Health Care Coverage: Job Lock and the Potential Impact of the Patient Protection and Affordable Care Act
What GAO Found
Empirical research generally indicates that certain types of workers are more likely to remain in jobs they would otherwise leave in order to keep their employer-sponsored health care coverage, although research does not allow for a definitive answer on the prevalence or implications of this phenomenon for the overall labor market. The studies we reviewed generally found those workers who rely on their employer-sponsored health benefits are less likely to change jobs, leave the labor market, become self-employed, or retire when eligible, compared to those who have access to alternative sources of coverage. For example, one study found men with employer coverage were about 23 percent less likely to leave a job compared to those who also had access to coverage through a spouse.
In addition, some research found that this job lock phenomenon may be particularly acute for individuals with certain preexisting health conditions. However, because the study results and approaches used differ widely, it is difficult to quantify the overall prevalence of job lock based on those results. For example, the research examines a wide range of different populations and uses various definitions of job lock. Regarding labor market impact, the research we reviewed provides little empirical basis for assessing the aggregate labor market implications of job lock. This may not be surprising given the difficulty of designing research to address the variant ways job lock can affect different populations and account for the direct and indirect ways job lock could affect the labor market and economy.
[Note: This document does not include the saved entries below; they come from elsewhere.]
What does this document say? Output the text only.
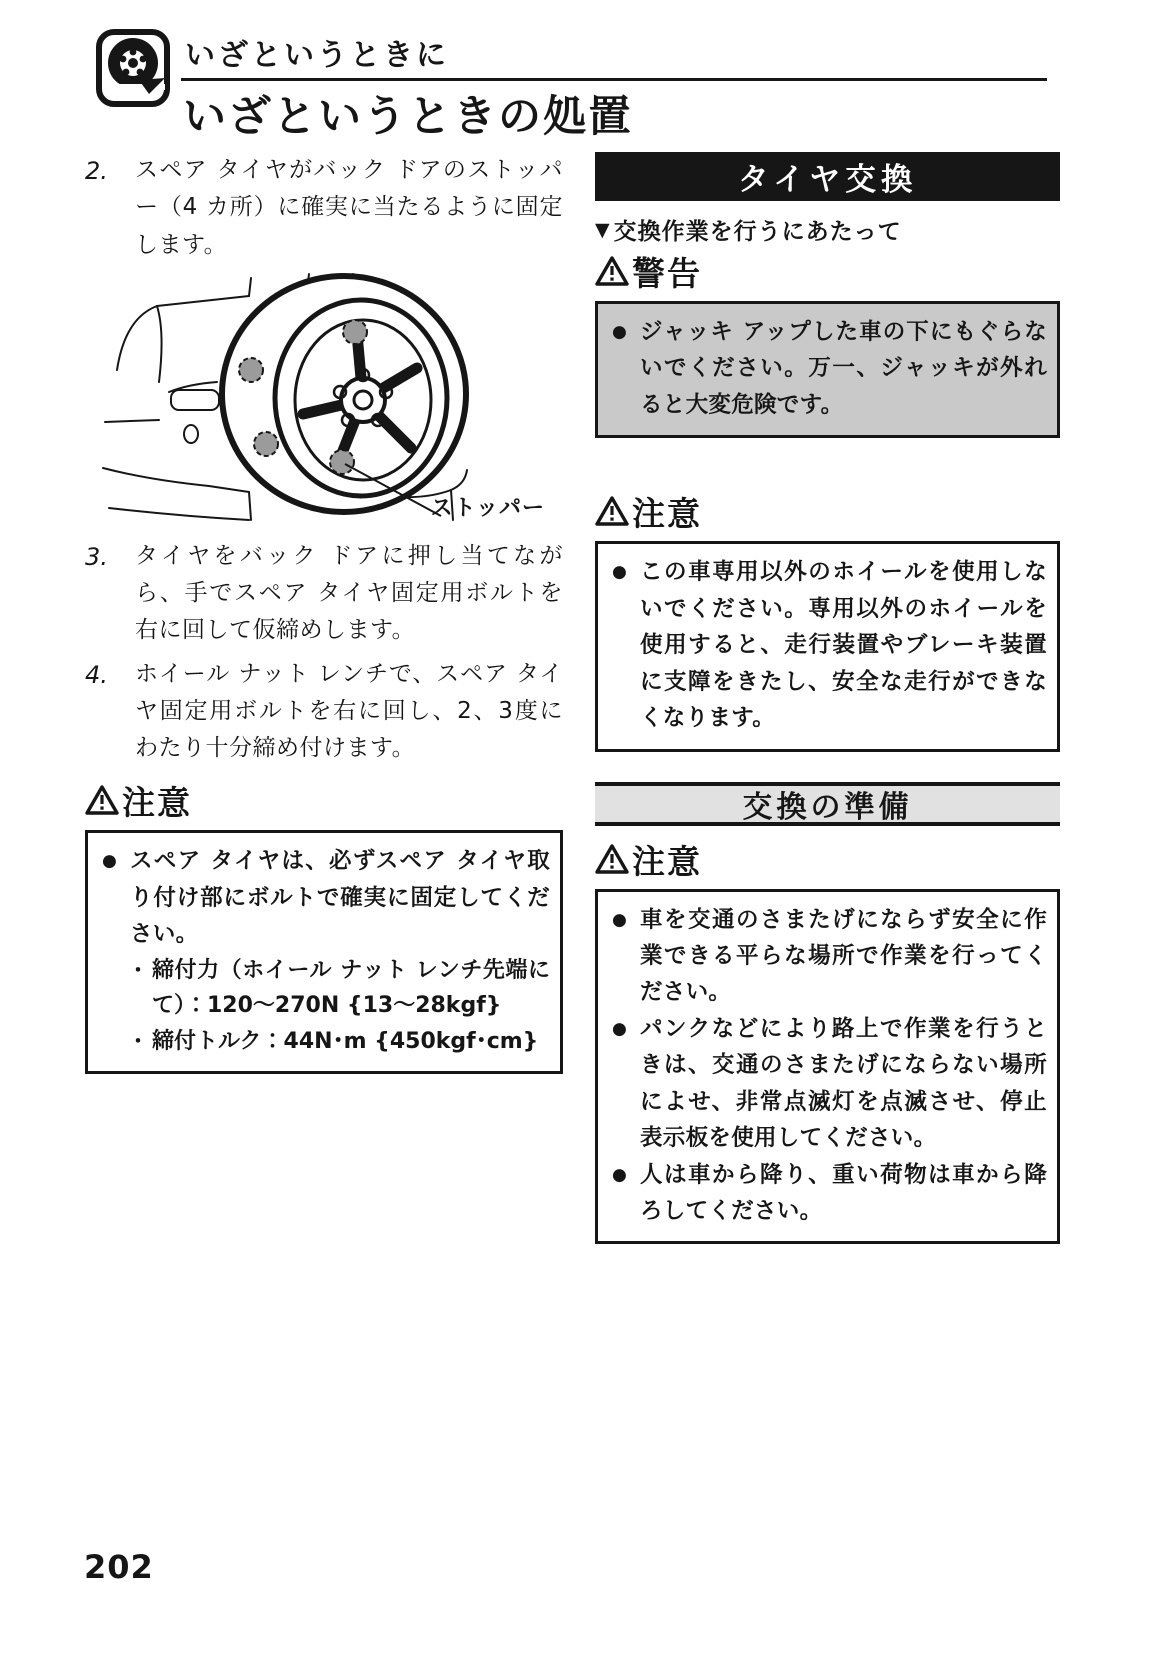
いざというときに
いざというときの処置
2.	スペア タイヤがバック ドアのストッパー（4 カ所）に確実に当たるように固定します。
ストッパー
3.	タイヤをバック ドアに押し当てながら、手でスペア タイヤ固定用ボルトを右に回して仮締めします。
4.	ホイール ナット レンチで、スペア タイヤ固定用ボルトを右に回し、2、3度にわたり十分締め付けます。
注意
● スペア タイヤは、必ずスペア タイヤ取り付け部にボルトで確実に固定してください。
・ 締付力（ホイール ナット レンチ先端にて）：120～270N {13～28kgf}
・ 締付トルク：44N･m {450kgf･cm}
タイヤ交換
▼ 交換作業を行うにあたって
警告
● ジャッキ アップした車の下にもぐらないでください。万一、ジャッキが外れると大変危険です。
注意
● この車専用以外のホイールを使用しないでください。専用以外のホイールを使用すると、走行装置やブレーキ装置に支障をきたし、安全な走行ができなくなります。
交換の準備
注意
● 車を交通のさまたげにならず安全に作業できる平らな場所で作業を行ってください。
● パンクなどにより路上で作業を行うときは、交通のさまたげにならない場所によせ、非常点滅灯を点滅させ、停止表示板を使用してください。
● 人は車から降り、重い荷物は車から降ろしてください。
202
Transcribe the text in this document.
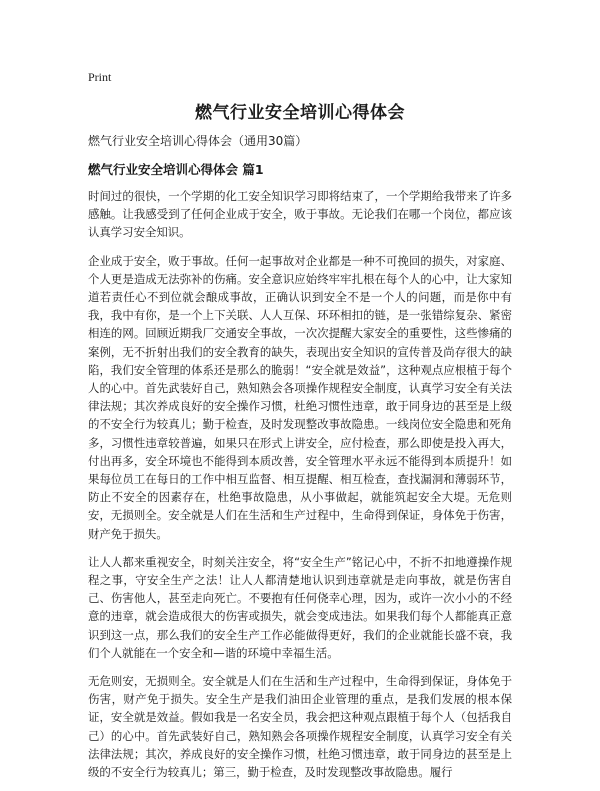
Print
燃气行业安全培训心得体会

燃气行业安全培训心得体会（通用30篇）

燃气行业安全培训心得体会 篇1

时间过的很快，一个学期的化工安全知识学习即将结束了，一个学期给我带来了许多感触。让我感受到了任何企业成于安全，败于事故。无论我们在哪一个岗位，都应该认真学习安全知识。

企业成于安全，败于事故。任何一起事故对企业都是一种不可挽回的损失，对家庭、个人更是造成无法弥补的伤痛。安全意识应始终牢牢扎根在每个人的心中，让大家知道若责任心不到位就会酿成事故，正确认识到安全不是一个人的问题，而是你中有我，我中有你，是一个上下关联、人人互保、环环相扣的链，是一张错综复杂、紧密相连的网。回顾近期我厂交通安全事故，一次次提醒大家安全的重要性，这些惨痛的案例，无不折射出我们的安全教育的缺失，表现出安全知识的宣传普及尚存很大的缺陷，我们安全管理的体系还是那么的脆弱！“安全就是效益”，这种观点应根植于每个人的心中。首先武装好自己，熟知熟会各项操作规程安全制度，认真学习安全有关法律法规；其次养成良好的安全操作习惯，杜绝习惯性违章，敢于同身边的甚至是上级的不安全行为较真儿；勤于检查，及时发现整改事故隐患。一线岗位安全隐患和死角多，习惯性违章较普遍，如果只在形式上讲安全，应付检查，那么即使是投入再大，付出再多，安全环境也不能得到本质改善，安全管理水平永远不能得到本质提升！如果每位员工在每日的工作中相互监督、相互提醒、相互检查，查找漏洞和薄弱环节，防止不安全的因素存在，杜绝事故隐患，从小事做起，就能筑起安全大堤。无危则安，无损则全。安全就是人们在生活和生产过程中，生命得到保证，身体免于伤害，财产免于损失。

让人人都来重视安全，时刻关注安全，将“安全生产”铭记心中，不折不扣地遵操作规程之事，守安全生产之法！让人人都清楚地认识到违章就是走向事故，就是伤害自己、伤害他人，甚至走向死亡。不要抱有任何侥幸心理，因为，或许一次小小的不经意的违章，就会造成很大的伤害或损失，就会变成违法。如果我们每个人都能真正意识到这一点，那么我们的安全生产工作必能做得更好，我们的企业就能长盛不衰，我们个人就能在一个安全和—谐的环境中幸福生活。

无危则安，无损则全。安全就是人们在生活和生产过程中，生命得到保证，身体免于伤害，财产免于损失。安全生产是我们油田企业管理的重点，是我们发展的根本保证，安全就是效益。假如我是一名安全员，我会把这种观点跟植于每个人（包括我自己）的心中。首先武装好自己，熟知熟会各项操作规程安全制度，认真学习安全有关法律法规；其次，养成良好的安全操作习惯，杜绝习惯违章，敢于同身边的甚至是上级的不安全行为较真儿；第三，勤于检查，及时发现整改事故隐患。履行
The majority of Americansabout 55 percent in 2010rely on employer-sponsored health care coverage, which is largely subsidized by most employers and thus less costly to employees than coverage purchased by individuals on their own. Although a valued employee benefit, many believe that having health coverage tied to employment can influence workers to stay in jobs they might otherwise leave, a phenomenon generally known as job lock. The Patient Protection and Affordable Care Act (PPACA), enacted in 2010,
includes provisions that are designed to increase the accessibility and affordability of health coverage, particularly for individuals with preexisting health conditions. PPACA implementation is phased; though some provisions went into effect during the year of enactment, many provisions are scheduled to take effect in 2014. Some suggest that one benefit of PPACA may be a decrease in the occurrence of job lock. You asked us to examine job lock and the specific ways PPACA may affect it. Accordingly, we examined two key questions:
1. What has research shown about whether and the extent to which workers stay in jobs they might otherwise leave out of fear of losing health care coverage and the impact of those decisions on the labor market?
2. What are expert views on the ability of PPACA to mitigate job lock?